Solidarité avec le peuple mapuche
Le 10 octobre, le Groupe de travail CLACSO sur les épistémologies du Sud, ainsi que des centaines d'autres organisations, ont adressé une demande d'informations à diverses agences gouvernementales argentines. Ils leur demandaient d'expliquer les raisons et les objectifs du déploiement de forces fédérales lourdement armées dans la région de Mascardi, et de reprendre d'urgence le dialogue afin de trouver des solutions à cette revendication et aux autres revendications du peuple mapuche. Ils ont également informé la juge fédérale Silvina Domínguez de Bariloche.
La zone où se situe la communauté mapuche de Lafken Winkul Mapu et ses environs font l'objet d'un déploiement inhabituel de forces fédérales, dépassant les mesures préventives habituelles. On a constaté un nombre excessif de policiers armés et utilisant des drones et des hélicoptères.
Le « commandement unifié » des quatre forces fédérales a été promu par le ministère de la Sécurité soi-disant pour « prévenir » les actes de violence. En réalité, cette proposition semble reposer sur des stéréotypes culturels et ethniques, puisqu'elle vise exclusivement à contrôler et à persécuter les communautés mapuches.
Ce déploiement des forces de sécurité de l'État est incompatible avec l'obligation de l'État de prévenir et de protéger le droit à l'intégrité physique et mentale des communautés autochtones. Il est également incompatible avec son obligation de non-discrimination, qui s'applique à toutes les autorités de l'État, en particulier à l'égard des communautés autochtones.
Le ministère de la Sécurité doit expliquer la nature de ces mesures préventives, la raison d'être du déploiement d'un si grand nombre d'agents lourdement armés et le but des contrôles routiers.

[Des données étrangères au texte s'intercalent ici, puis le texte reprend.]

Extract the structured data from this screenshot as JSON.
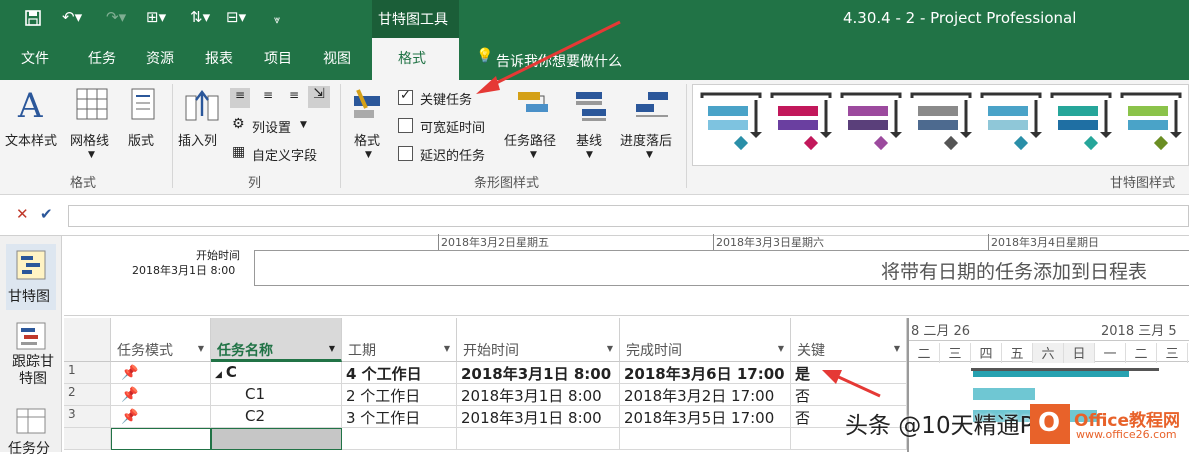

Il doit également préciser s'il a ordonné des opérations de fouille et, le cas échéant, quel en est l'objectif.
Ce déploiement suscite une vive inquiétude car, de plus, plusieurs personnes issues des communautés mapuches de Río Negro soulignent le manque de dialogue avec les autorités fédérales et provinciales pour trouver des espaces d'accord sur leurs revendications historiques.
Dans leur déclaration , les signataires demandent la création des conditions propices à un dialogue. Ils souhaitent que des alternatives à l'intervention violente menée la semaine dernière soient recherchées. À cet égard, nous demandons la tenue d'une réunion dans les plus brefs délais avec les organisations de défense des droits humains et les représentants des communautés mapuches de Río Negro.
12 Octobre 2022
Groupe de travail CLACSO
Épistémologies du Sud
Cette déclaration exprime la position du Groupe de travail « Épistémologies du Sud » et non nécessairement celle des centres et institutions qui composent le réseau international CLACSO, de son Comité directeur ou de son Secrétariat exécutif.